В суде Пуханов держался вызывающе. В последнем слове заявил, что он ни в чем не раскаивается, и, если бы в ту минуту ему под руку попал лейтенант, он бы его наверняка укокошил. Лейтенант на другой же день после скандала уехал. Когда я стал допрашивать секретаршу, она вся затряслась, заплакала и попросила простить его. Пуханова осудили на год лишения свободы. Он выслушал приговор и удивленно спросил:
— За что? За разбитые горшки? А что тут разбито вдребезги, — он постучал кулаком по груди, — так это вам ничего. Эх вы, судьи!
Милиционер тронул его за рукав и сказал: «Пойдем».
— Пойдем, — вздохнул Пуханов и погрозил кулаком: — Погодите, отбуду срок — я вам все припомню!
Милиционер завернул ему руку за спину и вывел на улицу.
И вот через полтора года его угроза сверкнула, как молния средь ясного неба. Я мертвой хваткой вцепился в поручень и сжался в комок, думая, если он меня прирежет, то не так просто будет ему сбросить меня с подножки. А Пуханов насмешливо сквозь зубы цедил:
— Судья и преступник на одной подножке поезда. Вот так встреча. Расчудесные чудеса.
Я плохо слушал. Страх отнял у меня способность думать, понимать, соображать. В голове вертелась одна дикая мысль: махнуть с подножки под откос. Но поезд шел быстро и как раз по тому перегону, который здешний народ прозвал «проклятым». Зимой здесь погиб парторг колхоза «Новая жизнь». Он возвращался домой глубокой ночью в снежный буран с бюро райкома. Парторг шел по рельсам против ветра, закутав голову башлыком. Поезд подкрался сзади и раздавил его, как муху, а осенью на ходу из товарного вагона вывалилась свинья, и совсем недавно на этом перегоне паровоз сбросил с рельс корову. Только бы проскочить этот проклятый участок, там начнется подъем. Я мысленно молил бога, подгонял и торопил поезд. Пуханов, казалось, не обращал на меня никакого внимания. Сидел он на ступеньке, сгорбясь, втянув голову в плечи. Но вот он пошевелился, кинул на меня косой взгляд и сунул руку в карман. И в то же мгновение какая-то неведомая сила толкнула меня с подножки. Я очень плохо помню, как это получилось… Его рука, схватив меня за воротник, придавила к ступеньке. Лицо у него было, как мел, а в расширенных веках вместо глаз метались огромные белки. Пуханова трясло. Он долго не мог поймать в пачке папиросу. Наконец это ему удалось, и он в пять глубоких затяжек выкурил ее. Я чувствовал себя так, словно меня опустили в парное молоко.

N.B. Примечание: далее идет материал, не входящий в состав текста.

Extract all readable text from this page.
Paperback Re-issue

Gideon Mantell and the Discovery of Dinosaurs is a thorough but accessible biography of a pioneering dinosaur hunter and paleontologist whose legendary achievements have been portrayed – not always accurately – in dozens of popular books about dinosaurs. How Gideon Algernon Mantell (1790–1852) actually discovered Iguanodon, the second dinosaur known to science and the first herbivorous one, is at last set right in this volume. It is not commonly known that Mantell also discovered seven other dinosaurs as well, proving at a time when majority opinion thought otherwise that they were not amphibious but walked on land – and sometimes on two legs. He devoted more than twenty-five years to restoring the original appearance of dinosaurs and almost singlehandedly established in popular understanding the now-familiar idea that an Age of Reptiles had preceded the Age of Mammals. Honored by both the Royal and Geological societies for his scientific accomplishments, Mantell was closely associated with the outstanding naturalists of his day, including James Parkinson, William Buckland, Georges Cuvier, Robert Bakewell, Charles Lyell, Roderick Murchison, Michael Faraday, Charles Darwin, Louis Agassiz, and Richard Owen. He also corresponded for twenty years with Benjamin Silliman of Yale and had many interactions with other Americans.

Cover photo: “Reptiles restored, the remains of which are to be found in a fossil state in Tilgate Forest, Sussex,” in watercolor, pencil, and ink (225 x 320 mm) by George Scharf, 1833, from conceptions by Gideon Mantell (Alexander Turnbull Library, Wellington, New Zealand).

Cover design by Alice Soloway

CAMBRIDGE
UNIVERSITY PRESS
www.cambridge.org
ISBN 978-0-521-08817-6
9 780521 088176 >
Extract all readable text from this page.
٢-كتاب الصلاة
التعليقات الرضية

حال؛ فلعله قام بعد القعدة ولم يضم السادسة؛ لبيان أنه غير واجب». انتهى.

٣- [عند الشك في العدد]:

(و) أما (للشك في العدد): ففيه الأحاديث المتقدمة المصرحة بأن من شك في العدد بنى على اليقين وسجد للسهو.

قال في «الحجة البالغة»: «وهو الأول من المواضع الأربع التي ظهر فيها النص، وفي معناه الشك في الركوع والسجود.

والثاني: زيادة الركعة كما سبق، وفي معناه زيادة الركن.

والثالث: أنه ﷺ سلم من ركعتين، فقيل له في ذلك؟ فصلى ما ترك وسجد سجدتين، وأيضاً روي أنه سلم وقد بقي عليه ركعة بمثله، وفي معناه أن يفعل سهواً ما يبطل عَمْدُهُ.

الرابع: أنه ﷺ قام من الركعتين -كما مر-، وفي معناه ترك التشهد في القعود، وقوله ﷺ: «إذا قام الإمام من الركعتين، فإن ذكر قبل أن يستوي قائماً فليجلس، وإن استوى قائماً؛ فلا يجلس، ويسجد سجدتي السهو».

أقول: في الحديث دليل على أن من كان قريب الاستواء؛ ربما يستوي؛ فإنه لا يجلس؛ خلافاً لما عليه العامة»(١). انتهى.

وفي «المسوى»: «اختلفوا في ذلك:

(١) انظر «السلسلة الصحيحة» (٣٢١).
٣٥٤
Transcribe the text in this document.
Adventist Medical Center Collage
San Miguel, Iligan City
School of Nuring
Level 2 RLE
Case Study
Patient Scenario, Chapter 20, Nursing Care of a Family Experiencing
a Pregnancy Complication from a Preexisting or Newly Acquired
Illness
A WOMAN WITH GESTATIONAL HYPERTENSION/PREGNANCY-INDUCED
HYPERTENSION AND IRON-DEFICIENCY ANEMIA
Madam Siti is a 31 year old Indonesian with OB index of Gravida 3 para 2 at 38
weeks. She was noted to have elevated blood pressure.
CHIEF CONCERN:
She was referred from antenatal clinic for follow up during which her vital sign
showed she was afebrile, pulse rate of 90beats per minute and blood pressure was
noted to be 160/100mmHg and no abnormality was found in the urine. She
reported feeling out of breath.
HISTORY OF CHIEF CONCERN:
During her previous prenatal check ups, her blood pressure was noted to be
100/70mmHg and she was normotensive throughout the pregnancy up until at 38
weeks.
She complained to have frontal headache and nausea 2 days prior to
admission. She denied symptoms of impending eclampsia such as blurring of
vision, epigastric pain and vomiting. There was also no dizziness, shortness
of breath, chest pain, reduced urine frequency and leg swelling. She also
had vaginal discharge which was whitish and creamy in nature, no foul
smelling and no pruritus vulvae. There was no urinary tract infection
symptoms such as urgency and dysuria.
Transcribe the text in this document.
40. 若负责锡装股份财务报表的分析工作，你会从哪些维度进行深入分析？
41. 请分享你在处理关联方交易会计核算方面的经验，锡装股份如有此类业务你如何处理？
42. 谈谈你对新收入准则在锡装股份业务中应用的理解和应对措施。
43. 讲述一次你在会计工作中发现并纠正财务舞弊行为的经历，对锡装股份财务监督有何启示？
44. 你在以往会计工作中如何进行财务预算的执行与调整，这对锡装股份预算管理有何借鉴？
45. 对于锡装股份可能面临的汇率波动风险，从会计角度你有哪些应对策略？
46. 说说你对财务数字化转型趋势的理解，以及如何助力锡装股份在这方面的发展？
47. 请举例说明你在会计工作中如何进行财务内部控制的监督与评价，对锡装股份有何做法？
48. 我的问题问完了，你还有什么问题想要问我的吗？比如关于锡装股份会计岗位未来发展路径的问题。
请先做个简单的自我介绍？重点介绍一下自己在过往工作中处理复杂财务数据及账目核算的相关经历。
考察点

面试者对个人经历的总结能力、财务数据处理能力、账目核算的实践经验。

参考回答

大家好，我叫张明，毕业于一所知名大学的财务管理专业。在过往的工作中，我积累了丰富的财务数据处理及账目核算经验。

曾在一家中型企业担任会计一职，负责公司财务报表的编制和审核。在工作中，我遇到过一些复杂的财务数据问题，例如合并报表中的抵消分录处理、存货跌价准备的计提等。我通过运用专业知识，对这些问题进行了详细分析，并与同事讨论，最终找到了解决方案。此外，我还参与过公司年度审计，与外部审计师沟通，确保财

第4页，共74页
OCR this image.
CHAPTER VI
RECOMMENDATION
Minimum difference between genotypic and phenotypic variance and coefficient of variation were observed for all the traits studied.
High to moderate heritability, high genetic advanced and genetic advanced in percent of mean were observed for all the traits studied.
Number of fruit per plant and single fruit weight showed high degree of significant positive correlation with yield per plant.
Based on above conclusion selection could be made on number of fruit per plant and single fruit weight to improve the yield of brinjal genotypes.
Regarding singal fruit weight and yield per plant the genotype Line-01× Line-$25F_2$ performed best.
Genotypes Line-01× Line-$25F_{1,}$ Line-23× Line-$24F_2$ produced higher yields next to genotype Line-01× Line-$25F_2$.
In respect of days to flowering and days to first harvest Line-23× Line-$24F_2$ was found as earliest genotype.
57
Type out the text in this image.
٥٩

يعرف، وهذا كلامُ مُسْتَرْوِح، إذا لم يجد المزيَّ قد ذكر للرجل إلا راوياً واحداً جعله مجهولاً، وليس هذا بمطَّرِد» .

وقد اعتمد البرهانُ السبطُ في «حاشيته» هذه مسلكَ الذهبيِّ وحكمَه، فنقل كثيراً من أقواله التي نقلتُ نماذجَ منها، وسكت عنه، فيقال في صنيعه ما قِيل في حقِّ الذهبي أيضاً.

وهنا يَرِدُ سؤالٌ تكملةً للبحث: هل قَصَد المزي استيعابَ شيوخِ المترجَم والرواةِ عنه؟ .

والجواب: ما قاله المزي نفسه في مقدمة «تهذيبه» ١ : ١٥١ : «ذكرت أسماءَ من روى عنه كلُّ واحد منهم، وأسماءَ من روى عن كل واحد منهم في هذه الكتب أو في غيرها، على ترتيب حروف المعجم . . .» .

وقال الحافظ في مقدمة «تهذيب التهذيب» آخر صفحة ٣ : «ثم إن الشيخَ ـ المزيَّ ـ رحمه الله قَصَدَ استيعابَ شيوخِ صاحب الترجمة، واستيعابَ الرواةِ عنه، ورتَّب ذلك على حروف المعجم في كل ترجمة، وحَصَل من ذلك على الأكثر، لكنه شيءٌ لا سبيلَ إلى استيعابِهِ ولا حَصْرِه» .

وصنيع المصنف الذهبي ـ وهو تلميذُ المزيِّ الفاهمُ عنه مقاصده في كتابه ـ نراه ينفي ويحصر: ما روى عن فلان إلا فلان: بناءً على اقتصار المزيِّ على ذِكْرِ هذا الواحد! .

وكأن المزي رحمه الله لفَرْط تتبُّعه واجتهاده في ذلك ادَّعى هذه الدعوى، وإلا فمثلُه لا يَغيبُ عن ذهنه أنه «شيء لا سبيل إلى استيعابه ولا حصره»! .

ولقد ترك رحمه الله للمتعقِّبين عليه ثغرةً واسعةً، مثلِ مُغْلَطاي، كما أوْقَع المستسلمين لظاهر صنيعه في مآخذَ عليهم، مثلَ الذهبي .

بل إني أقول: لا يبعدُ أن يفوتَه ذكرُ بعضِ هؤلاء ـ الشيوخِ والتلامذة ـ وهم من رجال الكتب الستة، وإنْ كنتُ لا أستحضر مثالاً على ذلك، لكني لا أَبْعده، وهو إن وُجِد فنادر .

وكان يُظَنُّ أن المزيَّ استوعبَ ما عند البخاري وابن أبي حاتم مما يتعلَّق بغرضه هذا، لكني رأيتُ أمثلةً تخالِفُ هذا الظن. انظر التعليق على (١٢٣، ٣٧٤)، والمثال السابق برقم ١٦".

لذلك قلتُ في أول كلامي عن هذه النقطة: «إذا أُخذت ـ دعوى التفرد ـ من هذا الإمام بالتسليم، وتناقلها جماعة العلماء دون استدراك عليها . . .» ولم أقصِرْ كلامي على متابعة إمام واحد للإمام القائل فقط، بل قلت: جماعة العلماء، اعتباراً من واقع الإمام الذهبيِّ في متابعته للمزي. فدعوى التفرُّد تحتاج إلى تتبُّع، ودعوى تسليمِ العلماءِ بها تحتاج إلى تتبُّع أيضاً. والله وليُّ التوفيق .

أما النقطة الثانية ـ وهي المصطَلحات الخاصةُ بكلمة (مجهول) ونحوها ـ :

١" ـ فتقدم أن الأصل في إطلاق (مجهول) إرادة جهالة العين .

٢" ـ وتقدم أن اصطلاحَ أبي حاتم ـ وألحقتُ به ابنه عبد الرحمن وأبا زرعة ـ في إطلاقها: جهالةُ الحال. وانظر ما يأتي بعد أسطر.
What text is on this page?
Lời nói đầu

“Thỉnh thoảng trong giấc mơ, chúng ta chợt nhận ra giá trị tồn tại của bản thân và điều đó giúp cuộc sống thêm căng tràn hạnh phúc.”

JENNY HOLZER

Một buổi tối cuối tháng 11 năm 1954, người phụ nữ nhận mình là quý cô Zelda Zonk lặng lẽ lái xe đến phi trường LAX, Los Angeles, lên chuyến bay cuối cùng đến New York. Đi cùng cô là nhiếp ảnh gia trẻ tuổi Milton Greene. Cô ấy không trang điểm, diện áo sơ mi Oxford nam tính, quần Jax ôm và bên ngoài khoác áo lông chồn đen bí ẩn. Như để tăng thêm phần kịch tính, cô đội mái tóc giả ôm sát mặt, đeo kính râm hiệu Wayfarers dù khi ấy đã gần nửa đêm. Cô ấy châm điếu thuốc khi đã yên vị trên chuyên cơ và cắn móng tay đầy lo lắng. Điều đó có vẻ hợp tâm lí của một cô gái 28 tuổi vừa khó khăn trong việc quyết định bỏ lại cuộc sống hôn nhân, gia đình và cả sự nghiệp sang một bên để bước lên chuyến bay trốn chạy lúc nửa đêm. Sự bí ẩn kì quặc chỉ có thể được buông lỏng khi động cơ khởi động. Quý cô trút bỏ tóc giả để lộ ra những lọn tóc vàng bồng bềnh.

Накурившись, Пуханов несколько успокоился и, покачивая головой, стал размышлять вслух:
— Ну и ну… Вот так дела… Час от часу забавней. С чего это он?.. Жить, что ль, надоело… — И вдруг резко спросил: — Испугался? Меня?
Я не ответил. А что я мог ему сказать?
А Пуханов продолжал рассуждать:
— Вот люди, только о себе думают. — И опять обратился ко мне: — Если бы ты, судья, разбился, мне бы была последняя амба. Наверняка приписали бы убийство. Просто ужасно подумать, — он весь содрогнулся и с горечью произнес: — А я там как зверь вкалывал, чтоб досрочно освободиться. А тут… — и не договорив, махнул рукой.
Начался подъем. Поезд, сбавляя скорость, лязгая буферами, дергался, как ушибленный.
Пуханов встал, с презрением посмотрел на меня и плюнул.
— И ехать-то с тобой противно. Того и гляди, еще какую-нибудь штуку выкинешь, — сказал он и прыгнул с подножки, несколько шагов пробежал за вагоном и упал. Он лежал плашмя, не двигаясь, а потом медленно поднялся и стал тереть ушибленное колено.
Мне теперь ничто не угрожало. А мне было так плохо, словно я совершил непростительную подлость. Когда я вспоминаю этот дорожный случай, меня передергивает, как от озноба… И в то же время этот случай заставил меня смотреть по-другому на человека. В самом плохом, отвратительном я пытаюсь отыскать хоть крупицу доброго, хорошего. И когда мне преподносят человека как пример идеальности, я этому так же не верю, как и не верю, когда мне говорят о человеке как о кладезе зла и пороков.
Потеря доверия
Уборка хлеба подоспела как раз к Ильину дню. Илья в Узорском районе празднуется широко и буйно. После него Магунов пожинает богатую ниву. Он заваливает суд делами, связанными с самогоноварением, хулиганством, драками и даже убийством.
Русскому народу приписывают кучу всевозможных пороков, причем большинство из них злобно вымышлены. Но то, что наш простой человек не умеет отдыхать и веселиться, — бесспорная и горькая истина.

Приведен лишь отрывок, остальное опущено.